So MobileRead posted official pictures of Kindle 2.0, and they’re every bit as disppointing as the original leaked pictures.
Not only did Amazon botch their Kindle production from the beginning, but it’s been almost 15 months since Kindle 1.0 was announced, and we have yet to see any measurable advances.
Amazon seems content not to follow the product-development model Apple created with the iPod, using innovative design to drive interest and adoption, and making competitors’ devices look childish and cumbersome in contrast. Instead of that, it looks like Amazon will continue to manufacture consumer interest with supply shortages, and will attempt to merely maintain current market share by keeping their design conservative (and childish, and cumbersome), which will lead to an even more underwhelming Kindle 3.0.

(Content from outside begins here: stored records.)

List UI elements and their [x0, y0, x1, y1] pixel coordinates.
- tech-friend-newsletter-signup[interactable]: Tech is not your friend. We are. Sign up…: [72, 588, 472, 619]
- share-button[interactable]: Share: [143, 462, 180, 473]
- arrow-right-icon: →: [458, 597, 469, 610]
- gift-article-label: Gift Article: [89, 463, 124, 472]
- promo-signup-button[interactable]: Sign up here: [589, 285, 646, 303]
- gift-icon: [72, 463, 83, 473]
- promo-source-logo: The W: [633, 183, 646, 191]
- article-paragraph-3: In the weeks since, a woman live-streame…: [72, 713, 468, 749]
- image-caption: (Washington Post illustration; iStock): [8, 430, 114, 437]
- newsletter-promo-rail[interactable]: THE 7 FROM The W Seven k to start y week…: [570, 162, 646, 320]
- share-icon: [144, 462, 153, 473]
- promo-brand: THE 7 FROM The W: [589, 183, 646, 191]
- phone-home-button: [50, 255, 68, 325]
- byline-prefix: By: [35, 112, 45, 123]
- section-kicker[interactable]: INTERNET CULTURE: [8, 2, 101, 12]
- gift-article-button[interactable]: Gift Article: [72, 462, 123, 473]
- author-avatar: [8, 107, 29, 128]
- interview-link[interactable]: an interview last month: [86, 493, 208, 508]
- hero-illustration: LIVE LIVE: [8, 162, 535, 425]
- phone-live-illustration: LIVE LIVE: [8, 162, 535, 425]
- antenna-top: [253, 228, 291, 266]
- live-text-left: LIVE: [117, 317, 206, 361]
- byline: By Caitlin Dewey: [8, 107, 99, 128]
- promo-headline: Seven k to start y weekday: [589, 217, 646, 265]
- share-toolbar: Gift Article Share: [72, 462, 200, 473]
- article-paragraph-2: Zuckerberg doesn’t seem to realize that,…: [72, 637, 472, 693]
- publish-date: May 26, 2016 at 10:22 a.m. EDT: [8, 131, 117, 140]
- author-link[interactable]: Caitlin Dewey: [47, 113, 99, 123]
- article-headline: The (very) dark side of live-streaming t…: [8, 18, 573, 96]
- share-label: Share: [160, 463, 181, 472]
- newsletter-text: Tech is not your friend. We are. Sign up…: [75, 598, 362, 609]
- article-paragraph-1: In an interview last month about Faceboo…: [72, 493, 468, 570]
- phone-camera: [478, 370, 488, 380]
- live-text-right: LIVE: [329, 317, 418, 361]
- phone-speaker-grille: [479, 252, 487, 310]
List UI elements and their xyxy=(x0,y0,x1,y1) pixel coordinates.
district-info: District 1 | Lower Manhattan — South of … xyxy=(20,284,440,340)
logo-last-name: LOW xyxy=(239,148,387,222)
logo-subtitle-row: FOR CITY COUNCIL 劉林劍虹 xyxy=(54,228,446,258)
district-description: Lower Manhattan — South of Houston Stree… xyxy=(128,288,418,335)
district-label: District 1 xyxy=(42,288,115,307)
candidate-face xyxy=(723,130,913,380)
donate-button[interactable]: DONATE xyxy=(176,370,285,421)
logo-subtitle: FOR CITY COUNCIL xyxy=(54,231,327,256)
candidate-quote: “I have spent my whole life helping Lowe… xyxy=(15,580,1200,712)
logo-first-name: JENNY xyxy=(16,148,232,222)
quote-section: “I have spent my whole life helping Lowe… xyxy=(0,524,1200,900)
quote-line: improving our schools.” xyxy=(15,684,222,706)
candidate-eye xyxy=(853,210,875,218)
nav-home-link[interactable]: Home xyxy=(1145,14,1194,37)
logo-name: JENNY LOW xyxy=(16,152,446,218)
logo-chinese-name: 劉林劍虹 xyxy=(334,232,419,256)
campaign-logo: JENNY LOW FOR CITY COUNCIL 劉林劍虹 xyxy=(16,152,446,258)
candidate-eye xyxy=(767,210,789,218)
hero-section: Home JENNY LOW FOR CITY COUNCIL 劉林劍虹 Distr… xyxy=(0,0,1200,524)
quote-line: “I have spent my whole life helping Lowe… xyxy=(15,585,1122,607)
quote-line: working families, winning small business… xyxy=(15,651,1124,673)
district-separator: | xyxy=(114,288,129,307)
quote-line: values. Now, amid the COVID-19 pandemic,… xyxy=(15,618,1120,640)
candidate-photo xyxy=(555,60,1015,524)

Amazon better watch its ass with this strategy; with Verizon offering up its network and Sony working on open wireless capability, very soon getting a whispernet will not require getting a Kindle. Without that feature, Kindle is significantly behind the design curve, as evidenced by Amazon not even bothering to sell the Kindle in countries without the whispernet. They’re in danger of becoming suddenly irrelevant, just like the publishing industry is.
I suppose the argument for the Kindle’s design is that it offers the highest contrast ratio, and hence the most readability. But it’s enormous and kludgy, and there’s little design advancement, only minor refinement. Which begs the question, with customers still lining up to buy the original, why even bother releasing 2.0 until you’ve got a next-level device?
We’ll wait until the press conference itself to cordon off a disaster area, but as of now, I’m officially more excited for the announcement of Plastic Logic’s content partner than the lackluster new Kindle.
[via MobileRead]
UPDATE: Interesting article on a Kindle blog about Amazon just gunning for the Kindle to be the default ereader. The writer mentions Windows and Google are also defaults in their respective fields.
For now, it looks like Kindle is closer to the feet-dragging Windows default model than the innovative, unexpected Google version.